- Genre: Cooking programme
- Presented by: Dorothy Sleightholme; Grace Mulligan;
- Theme music composer: Reg Wale
- Opening theme: 'Fruity Flutes'
- Country of origin: United Kingdom
- Original language: English

Production
- Production company: Yorkshire Television

Original release
- Network: ITV
- Release: 1971 – 1990

= Farmhouse Kitchen =

Farmhouse Kitchen is a cookery series that was produced by Yorkshire Television and aired on the ITV network from 1971 until 1990. It was hosted by Dorothy Sleightholme and later by Grace Mulligan.

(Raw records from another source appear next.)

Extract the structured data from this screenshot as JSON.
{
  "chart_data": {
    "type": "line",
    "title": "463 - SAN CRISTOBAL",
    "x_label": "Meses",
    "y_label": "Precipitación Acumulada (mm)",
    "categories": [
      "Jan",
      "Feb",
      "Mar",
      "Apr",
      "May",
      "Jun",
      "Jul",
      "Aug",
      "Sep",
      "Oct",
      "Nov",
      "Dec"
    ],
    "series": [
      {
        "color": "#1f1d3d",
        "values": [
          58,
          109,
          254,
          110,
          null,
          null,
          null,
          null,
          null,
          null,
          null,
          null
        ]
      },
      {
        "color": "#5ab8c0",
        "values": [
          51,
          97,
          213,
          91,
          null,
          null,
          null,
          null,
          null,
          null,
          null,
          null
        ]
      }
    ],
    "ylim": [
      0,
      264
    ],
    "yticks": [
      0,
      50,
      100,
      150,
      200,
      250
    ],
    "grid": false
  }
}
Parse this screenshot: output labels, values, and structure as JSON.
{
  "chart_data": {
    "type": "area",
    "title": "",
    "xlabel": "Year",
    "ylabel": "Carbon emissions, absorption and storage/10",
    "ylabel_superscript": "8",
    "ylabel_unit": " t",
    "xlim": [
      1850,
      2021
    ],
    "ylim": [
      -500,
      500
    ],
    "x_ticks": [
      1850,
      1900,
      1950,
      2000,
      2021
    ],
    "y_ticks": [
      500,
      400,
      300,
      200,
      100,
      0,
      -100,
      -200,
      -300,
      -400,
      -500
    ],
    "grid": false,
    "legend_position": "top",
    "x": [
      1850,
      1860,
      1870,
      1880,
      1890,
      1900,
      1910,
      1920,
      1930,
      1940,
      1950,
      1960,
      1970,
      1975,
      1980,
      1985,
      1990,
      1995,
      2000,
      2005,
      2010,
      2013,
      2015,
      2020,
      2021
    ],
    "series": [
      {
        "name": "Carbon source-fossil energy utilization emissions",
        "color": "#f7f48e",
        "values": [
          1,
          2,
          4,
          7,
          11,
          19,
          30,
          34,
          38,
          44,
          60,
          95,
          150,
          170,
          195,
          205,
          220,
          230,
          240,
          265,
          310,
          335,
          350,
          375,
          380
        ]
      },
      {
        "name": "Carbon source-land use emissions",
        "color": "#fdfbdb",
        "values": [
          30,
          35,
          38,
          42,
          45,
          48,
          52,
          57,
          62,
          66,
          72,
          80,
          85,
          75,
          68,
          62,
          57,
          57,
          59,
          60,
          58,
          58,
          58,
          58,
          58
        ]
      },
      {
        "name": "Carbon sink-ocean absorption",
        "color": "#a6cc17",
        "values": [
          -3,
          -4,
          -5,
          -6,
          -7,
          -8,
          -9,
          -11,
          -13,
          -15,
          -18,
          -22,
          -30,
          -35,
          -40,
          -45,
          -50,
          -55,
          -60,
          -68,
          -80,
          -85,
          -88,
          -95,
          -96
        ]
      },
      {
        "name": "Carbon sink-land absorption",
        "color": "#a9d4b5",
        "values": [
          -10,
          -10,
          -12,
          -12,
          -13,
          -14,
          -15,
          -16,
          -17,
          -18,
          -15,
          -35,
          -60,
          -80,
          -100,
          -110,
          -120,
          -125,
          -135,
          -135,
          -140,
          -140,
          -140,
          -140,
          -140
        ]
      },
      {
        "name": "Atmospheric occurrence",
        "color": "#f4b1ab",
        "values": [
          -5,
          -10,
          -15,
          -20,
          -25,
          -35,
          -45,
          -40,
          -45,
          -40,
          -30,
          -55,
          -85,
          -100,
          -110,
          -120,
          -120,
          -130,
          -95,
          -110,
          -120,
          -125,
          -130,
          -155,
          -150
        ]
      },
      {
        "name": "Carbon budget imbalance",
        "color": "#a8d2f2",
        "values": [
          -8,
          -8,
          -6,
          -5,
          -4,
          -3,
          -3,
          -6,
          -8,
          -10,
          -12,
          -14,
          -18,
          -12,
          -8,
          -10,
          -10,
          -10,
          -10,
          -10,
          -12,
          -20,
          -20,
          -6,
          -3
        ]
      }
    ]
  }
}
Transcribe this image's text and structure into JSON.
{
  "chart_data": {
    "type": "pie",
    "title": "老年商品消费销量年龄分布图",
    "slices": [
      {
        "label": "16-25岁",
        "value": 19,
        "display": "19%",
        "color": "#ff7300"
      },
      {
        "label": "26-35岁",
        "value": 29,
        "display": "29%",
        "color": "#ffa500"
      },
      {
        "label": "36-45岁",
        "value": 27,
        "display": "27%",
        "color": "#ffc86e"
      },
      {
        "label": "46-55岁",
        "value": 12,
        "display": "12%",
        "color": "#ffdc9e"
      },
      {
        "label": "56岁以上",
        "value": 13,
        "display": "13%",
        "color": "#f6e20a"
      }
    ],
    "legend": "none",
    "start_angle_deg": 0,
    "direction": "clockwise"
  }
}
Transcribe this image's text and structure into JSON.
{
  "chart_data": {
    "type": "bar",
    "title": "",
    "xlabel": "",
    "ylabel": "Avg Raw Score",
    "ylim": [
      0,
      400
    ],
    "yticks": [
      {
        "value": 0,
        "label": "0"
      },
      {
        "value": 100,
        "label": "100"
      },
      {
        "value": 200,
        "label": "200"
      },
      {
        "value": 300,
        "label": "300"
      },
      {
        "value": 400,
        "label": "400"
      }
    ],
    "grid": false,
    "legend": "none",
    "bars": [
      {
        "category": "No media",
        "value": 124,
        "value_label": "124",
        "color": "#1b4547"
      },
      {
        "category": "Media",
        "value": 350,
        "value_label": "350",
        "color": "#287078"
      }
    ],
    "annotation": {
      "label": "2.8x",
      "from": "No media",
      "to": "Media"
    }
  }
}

The programme, which was shown weekly and usually on a weekday afternoon, was aimed at housewives and homemakers, and sought to educate its viewers by presenting visual demonstrations of old-fashioned British cookery as well as thrifty ways to feed a family on a budget. Yorkshire Television published a number of cookbooks containing recipes from the show: Farmhouse Kitchen (1975); Farmhouse Kitchen II (1978); Farmhouse Kitchen book 3 (1982); Farmhouse Kitchen microwave cook book: a fourth book based on the Independent Television series presented by Grace Mulligan (1986); Farmhouse Kitchen: cooking for one & two (1988).

Dorothy Sleightholme was born in 1911, and she retired from the programme at the end of 1981. She lived in Pickering, North Yorkshire. It has been mistakenly said in numerous articles that she died in a car accident, but this is not the case. A frequent guest to the programme, Grace Hugill from Bramham, West Yorkshire, died in a car accident on Saturday 1 November 1980. Dorothy Sleightholme died in 1983.

Grace Mulligan took over presenting duties in 1982. Celebrity guest cooks such as Mary Berry and Rick Stein were invited onto the programme, and viewers were invited to send in their own recipes to be cooked onscreen. Grace Mulligan died in 2018 at the age of 91.

The memorable, vibraphone-heavy theme music was "Fruity Flutes" by Reg Wale.